LPPool2D

class paddle.nn. LPPool2D ( norm_type: float, kernel_size: Size2, stride: Size2 | None = None, padding: _PaddingSizeMode | Size2 | Size4 = 0, ceil_mode: bool = False, data_format: DataLayout2D = 'NCHW', name: str | None = None ) [source]

Performing 2D power-average pooling over input features based on the input, and kernel_size, stride, padding parameters. Input(X) and Output(Out) are in NCHW format, where N is batch size, C is the number of channels, H is the height of the feature, and W is the width of the feature.

Example

Input:

X shape: \((N, C, H_{in}, W_{in})\)

Attr:
  • kernel_size: kernel_size

  • norm_type: norm_type

Output:

Out shape: \((N, C, H_{out}, W_{out})\)

\[Output(N_i, C_j, h, w) = (\sum_{m=0}^{ksize[0]-1} \sum_{n=0}^{ksize[1]-1} Input(N_i, C_j, stride[0] \times h + m, stride[1] \times w + n)^{norm\_type})^{1 / norm\_type}\]
Parameters
  • norm_type (int|float) – The number the power operation.

  • kernel_size (int|list|tuple) – The pool kernel size. If pool kernel size is a tuple or list, it must contain two integers, (pool_size_Height, pool_size_Width). Otherwise, the pool kernel size will be a square of an int.

  • stride (int|list|tuple, optional) – The pool stride size. If pool stride size is a tuple or list, it must contain two integers, (pool_stride_Height, pool_stride_Width). Otherwise, the pool stride size will be a square of an int. Default None, then stride will be equal to the kernel_size.

  • padding (str|int|list|tuple, optional) – The padding size. Padding could be in one of the following forms. 1. A string in [‘valid’, ‘same’]. 2. An int, which means the feature map is zero padded by size of padding on every sides. 3. A list[int] or tuple(int) whose length is 2, [pad_height, pad_weight] whose value means the padding size of each dimension. 4. A list[int] or tuple(int) whose length is 4. [pad_height_top, pad_height_bottom, pad_width_left, pad_width_right] whose value means the padding size of each side. 5. A list or tuple of pairs of integers. It has the form [[pad_before, pad_after], [pad_before, pad_after], …]. Note that, the batch dimension and channel dimension should be [0,0] or (0,0). The default value is 0.

  • ceil_mode (bool, optional) – When True, it will use ceil instead of floor to compute the output shape. Default: False.

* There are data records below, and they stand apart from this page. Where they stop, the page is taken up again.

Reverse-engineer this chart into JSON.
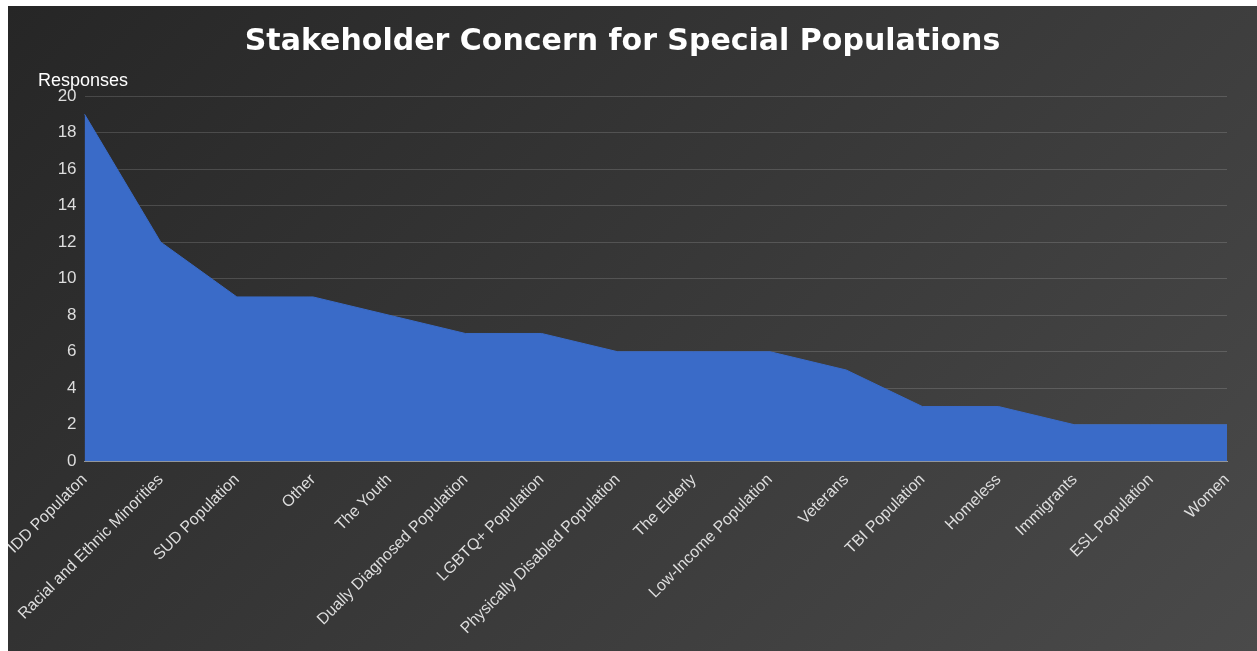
{
  "chart_data": {
    "type": "area",
    "title": "Stakeholder Concern for Special Populations",
    "ylabel": "Responses",
    "categories": [
      "IDD Populaton",
      "Racial and Ethnic Minorities",
      "SUD Population",
      "Other",
      "The Youth",
      "Dually Diagnosed Population",
      "LGBTQ+ Population",
      "Physically Disabled Population",
      "The Elderly",
      "Low-Income Population",
      "Veterans",
      "TBI Population",
      "Homeless",
      "Immigrants",
      "ESL Population",
      "Women"
    ],
    "values": [
      19,
      12,
      9,
      9,
      8,
      7,
      7,
      6,
      6,
      6,
      5,
      3,
      3,
      2,
      2,
      2
    ],
    "color": "#3a6bc8",
    "ylim": [
      0,
      20
    ],
    "yticks": [
      0,
      2,
      4,
      6,
      8,
      10,
      12,
      14,
      16,
      18,
      20
    ],
    "grid": "y",
    "legend": false
  }
}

  • data_format (str, optional) – The data format of the input and output data. An optional string from: “NCHW”, “NHWC”. When it is “NCHW”, the data is stored in the order of: [batch_size, input_channels, input_height, input_width]. Default: “NCHW”.

  • name (str, optional) – For detailed information, please refer to Name. Usually name is no need to set and None by default.

Shape:
  • x(Tensor): The input tensor of lp pool2d operator, which is a 4-D tensor. The data type can be float32, float64.

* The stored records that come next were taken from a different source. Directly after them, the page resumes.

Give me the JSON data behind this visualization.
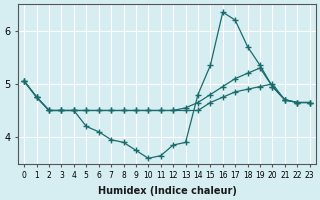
{
  "title": "",
  "xlabel": "Humidex (Indice chaleur)",
  "ylabel": "",
  "bg_color": "#d6eef2",
  "grid_color": "#ffffff",
  "line_color": "#1a6b6b",
  "x_ticks": [
    0,
    1,
    2,
    3,
    4,
    5,
    6,
    7,
    8,
    9,
    10,
    11,
    12,
    13,
    14,
    15,
    16,
    17,
    18,
    19,
    20,
    21,
    22,
    23
  ],
  "ylim": [
    3.5,
    6.5
  ],
  "yticks": [
    4,
    5,
    6
  ],
  "series": [
    [
      5.05,
      4.75,
      4.5,
      4.5,
      4.5,
      4.2,
      4.1,
      3.95,
      3.9,
      3.75,
      3.6,
      3.65,
      3.85,
      3.9,
      4.8,
      5.35,
      6.35,
      6.2,
      5.7,
      5.35,
      4.95,
      4.7,
      4.65,
      4.65
    ],
    [
      5.05,
      4.75,
      4.5,
      4.5,
      4.5,
      4.5,
      4.5,
      4.5,
      4.5,
      4.5,
      4.5,
      4.5,
      4.5,
      4.5,
      4.5,
      4.65,
      4.75,
      4.85,
      4.9,
      4.95,
      5.0,
      4.7,
      4.65,
      4.65
    ],
    [
      5.05,
      4.75,
      4.5,
      4.5,
      4.5,
      4.5,
      4.5,
      4.5,
      4.5,
      4.5,
      4.5,
      4.5,
      4.5,
      4.55,
      4.65,
      4.8,
      4.95,
      5.1,
      5.2,
      5.3,
      4.95,
      4.7,
      4.65,
      4.65
    ]
  ]
}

  • output(Tensor): The output tensor of lp pool2d operator, which is a 4-D tensor. The data type is same as input x.

Returns

A callable object of LPPool2D.

Examples

>>> import paddle
>>> import paddle.nn as nn

>>> # lp pool2d
>>> input = paddle.uniform([1, 3, 32, 32], dtype="float32", min=-1, max=1)
>>> LPPool2D = nn.LPPool2D(norm_type=2, kernel_size=2, stride=2, padding=0)
>>> output = LPPool2D(input)
>>> print(output.shape)
[1, 3, 16, 16]
forward ( x: Tensor ) Tensor

forward

Defines the computation performed at every call. Should be overridden by all subclasses.

Parameters
  • *inputs (tuple) – unpacked tuple arguments

  • **kwargs (dict) – unpacked dict arguments

extra_repr ( ) str

extra_repr

Extra representation of this layer, you can have custom implementation of your own layer.